Being able to browse quickly through flow data allows these analysts to be much more effective than forcing them to go use a full packet capture, which may not extend as far in the past. The requirement, however, is that after a restart there are no gaps in the data. For instance, if the memory cache claims a 3 hour fidelity, but missed 20% of the flows that actually happened (and are stored on disk), this forensic capability is lost.
In order to maintain this 100% accuracy, a restart quickly scans the database to determine the time span it occupies (this takes a millisecond), and then figures out what part of the database needs to be read fully. For instance, if the database is 100 GB and spans 100 hours, and the memory cache is set at 5 GB, then it would stand to reason that the last 5 hours of database data should be read into memory.
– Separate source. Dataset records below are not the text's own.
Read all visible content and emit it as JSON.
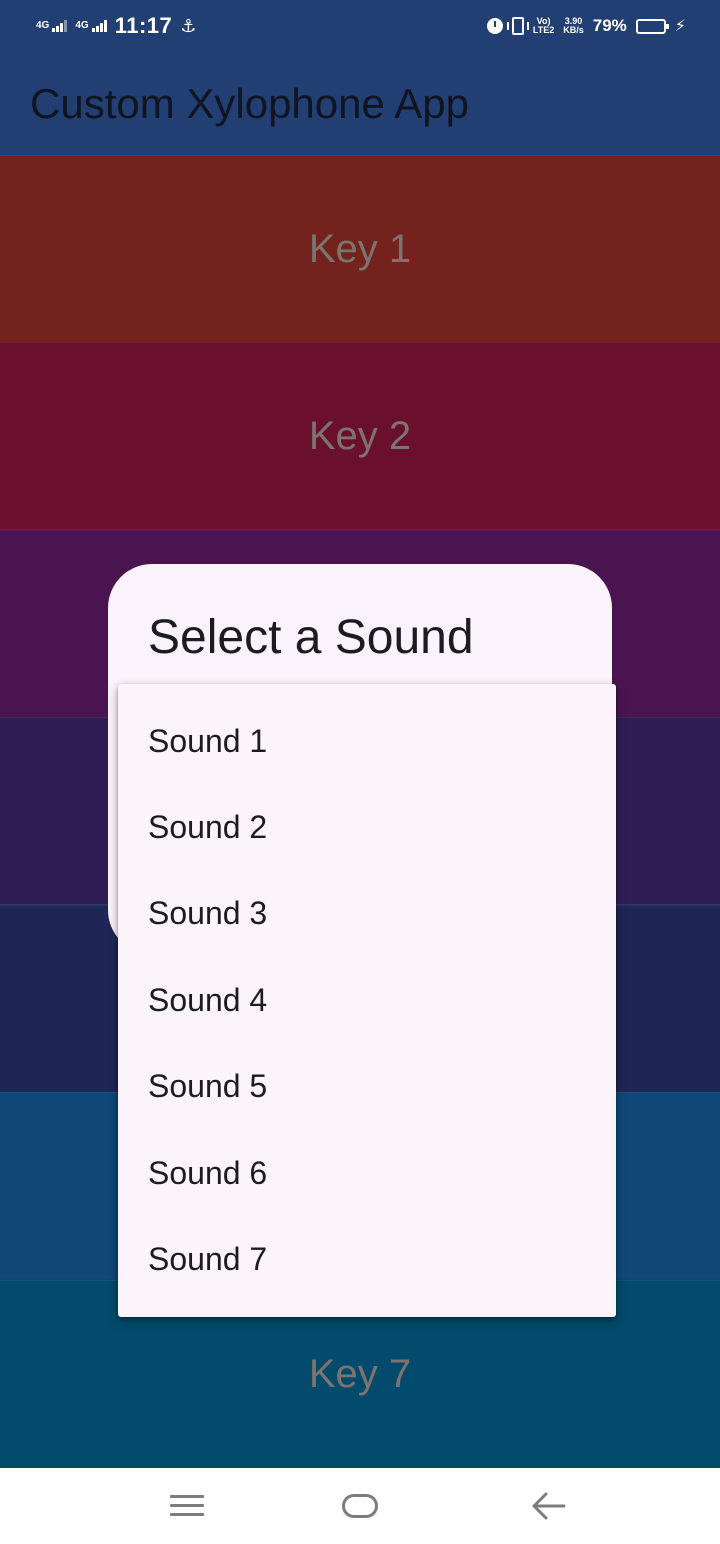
{
  "status_bar": {
    "net1": "4G",
    "net2": "4G",
    "time": "11:17",
    "volte_line1": "Vo)",
    "volte_line2": "LTE2",
    "speed_value": "3.90",
    "speed_unit": "KB/s",
    "battery_percent": "79%",
    "battery_level": 0.79,
    "icons": [
      "usb-icon",
      "alarm-icon",
      "vibrate-icon",
      "battery-icon",
      "charging-icon"
    ]
  },
  "app_bar": {
    "title": "Custom Xylophone App"
  },
  "keys": [
    {
      "label": "Key 1",
      "color": "#73221d"
    },
    {
      "label": "Key 2",
      "color": "#6b0f2f"
    },
    {
      "label": "",
      "color": "#4a1450"
    },
    {
      "label": "",
      "color": "#2f1d54"
    },
    {
      "label": "",
      "color": "#1f2656"
    },
    {
      "label": "",
      "color": "#0f4877"
    },
    {
      "label": "Key 7",
      "color": "#034b6c"
    }
  ],
  "dialog": {
    "title": "Select a Sound",
    "options": [
      "Sound 1",
      "Sound 2",
      "Sound 3",
      "Sound 4",
      "Sound 5",
      "Sound 6",
      "Sound 7"
    ]
  },
  "nav_bar": {
    "icons": [
      "menu-icon",
      "home-icon",
      "back-icon"
    ]
  }
}
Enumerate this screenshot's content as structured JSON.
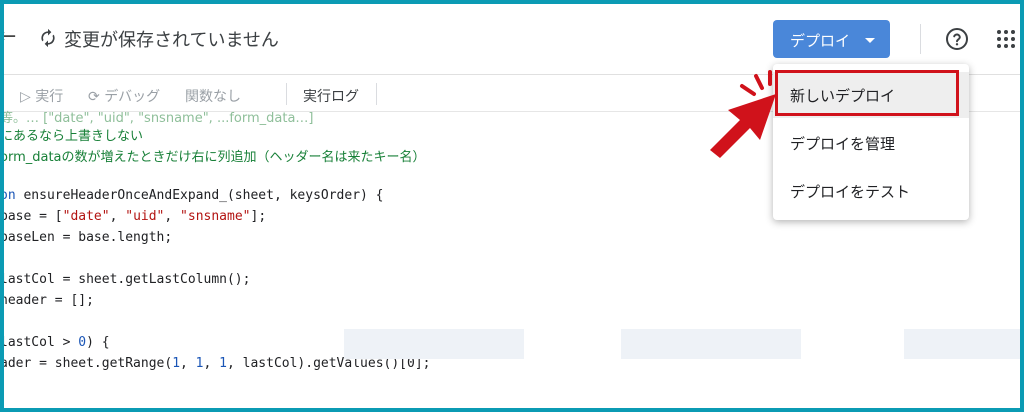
{
  "header": {
    "back_glyph": "←",
    "status": "変更が保存されていません",
    "deploy_label": "デプロイ"
  },
  "toolbar": {
    "run": "実行",
    "debug": "デバッグ",
    "function": "関数なし",
    "log": "実行ログ"
  },
  "menu": [
    "新しいデプロイ",
    "デプロイを管理",
    "デプロイをテスト"
  ],
  "code": {
    "l0": "等。… [\"date\", \"uid\", \"snsname\", ...form_data…]",
    "l1": "にあるなら上書きしない",
    "l2": "orm_dataの数が増えたときだけ右に列追加（ヘッダー名は来たキー名）",
    "l4a": "on ",
    "l4b": "ensureHeaderOnceAndExpand_(sheet, keysOrder) {",
    "l5a": "base = [",
    "l5b": "\"date\"",
    "l5c": ", ",
    "l5d": "\"uid\"",
    "l5e": ", ",
    "l5f": "\"snsname\"",
    "l5g": "];",
    "l6": "baseLen = base.length;",
    "l8": "lastCol = sheet.getLastColumn();",
    "l9": "header = [];",
    "l11a": "lastCol > ",
    "l11b": "0",
    "l11c": ") {",
    "l12a": "ader = sheet.getRange(",
    "l12b": "1",
    "l12c": ", ",
    "l12d": "1",
    "l12e": ", ",
    "l12f": "1",
    "l12g": ", lastCol).getValues()[0];"
  },
  "colors": {
    "accent": "#4a87d9",
    "highlight": "#d0121b",
    "frame": "#0b9bb4",
    "comment": "#188038",
    "string": "#b31412"
  }
}
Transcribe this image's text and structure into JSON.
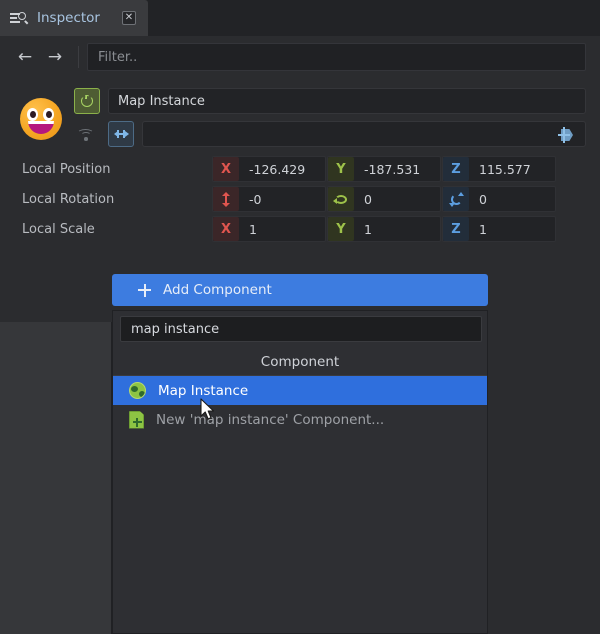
{
  "window": {
    "tab": {
      "icon": "inspector-search-icon",
      "label": "Inspector",
      "close_label": "✕"
    }
  },
  "toolbar": {
    "back_label": "←",
    "forward_label": "→",
    "filter_placeholder": "Filter..",
    "filter_value": ""
  },
  "header": {
    "avatar_icon": "smiley-emoji-avatar",
    "power_icon": "power-toggle-icon",
    "name_value": "Map Instance",
    "wifi_icon": "wifi-icon",
    "link_icon": "link-resize-icon",
    "tag_value": "",
    "tag_icon": "add-tag-icon"
  },
  "transform": {
    "rows": [
      {
        "label": "Local Position",
        "fields": [
          {
            "axis": "X",
            "badge": "x",
            "glyph": "letter",
            "value": "-126.429"
          },
          {
            "axis": "Y",
            "badge": "y",
            "glyph": "letter",
            "value": "-187.531"
          },
          {
            "axis": "Z",
            "badge": "z",
            "glyph": "letter",
            "value": "115.577"
          }
        ]
      },
      {
        "label": "Local Rotation",
        "fields": [
          {
            "axis": "pitch",
            "badge": "x",
            "glyph": "pitch-arrow-icon",
            "value": "-0"
          },
          {
            "axis": "yaw",
            "badge": "y",
            "glyph": "yaw-arrow-icon",
            "value": "0"
          },
          {
            "axis": "roll",
            "badge": "z",
            "glyph": "roll-arrow-icon",
            "value": "0"
          }
        ]
      },
      {
        "label": "Local Scale",
        "fields": [
          {
            "axis": "X",
            "badge": "x",
            "glyph": "letter",
            "value": "1"
          },
          {
            "axis": "Y",
            "badge": "y",
            "glyph": "letter",
            "value": "1"
          },
          {
            "axis": "Z",
            "badge": "z",
            "glyph": "letter",
            "value": "1"
          }
        ]
      }
    ]
  },
  "add_component": {
    "icon": "plus-icon",
    "label": "Add Component"
  },
  "dropdown": {
    "search_value": "map instance",
    "header": "Component",
    "items": [
      {
        "icon": "globe-icon",
        "label": "Map Instance",
        "selected": true
      },
      {
        "icon": "new-document-icon",
        "label": "New 'map instance' Component...",
        "selected": false
      }
    ]
  },
  "cursor": {
    "icon": "mouse-pointer-icon"
  },
  "colors": {
    "accent_blue": "#3d7ce0",
    "selection_blue": "#2f6fdd",
    "axis_x_red": "#e0554f",
    "axis_y_green": "#9ec24a",
    "axis_z_blue": "#5c9ee0",
    "power_green": "#8bb14a",
    "panel_bg": "#2b2c2f",
    "tab_bg": "#3a3b3e",
    "field_bg": "#222326"
  }
}
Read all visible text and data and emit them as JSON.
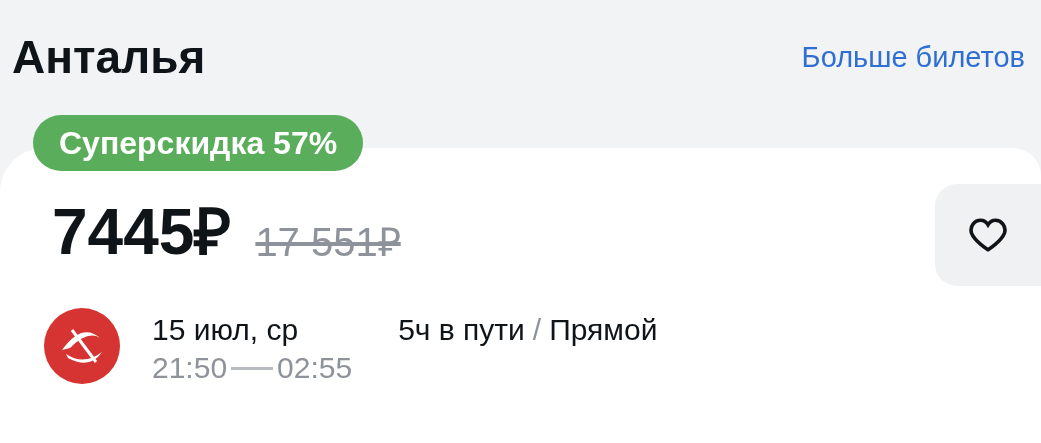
{
  "header": {
    "title": "Анталья",
    "link": "Больше билетов"
  },
  "offer": {
    "badge": "Суперскидка 57%",
    "price": "7445₽",
    "old_price": "17 551₽",
    "favorite": false,
    "flight": {
      "date": "15 июл, ср",
      "departure": "21:50",
      "arrival": "02:55",
      "duration": "5ч в пути",
      "separator": "/",
      "type": "Прямой"
    }
  }
}
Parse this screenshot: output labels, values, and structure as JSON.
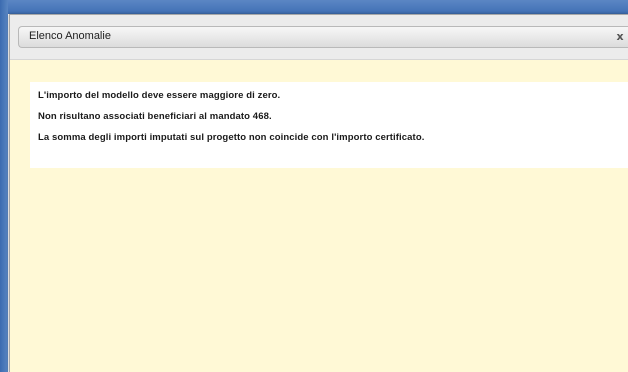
{
  "dialog": {
    "title": "Elenco Anomalie",
    "close_icon": "close-icon",
    "close_glyph": "x",
    "background_color": "#fff9d6",
    "messages": [
      "L'importo del modello deve essere maggiore di zero.",
      "Non risultano associati beneficiari al mandato 468.",
      "La somma degli importi imputati sul progetto non coincide con l'importo certificato."
    ]
  }
}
However, each stored session has a start timestamp, and a stop timestamp. Longer sessions might therefore span multiple database segments, and if the end timestamp of a long session extends (into the past) in a previous database segment, then it must also be scanned to determine the extend of the overlap. A 100GB DB, will have about 50 segments, therefore it might be necessary to scan 6, or even 8 GB worth of DB data to fill the 5GB memory cache, and maintain the 100% fidelity.
Version 1.0 of the ns2flows service would also put these records in chronological order in memory, which took substantial time. For version 1.1, this condition was relaxed, at a slight memory capacity penalty, to allow for much faster start up times.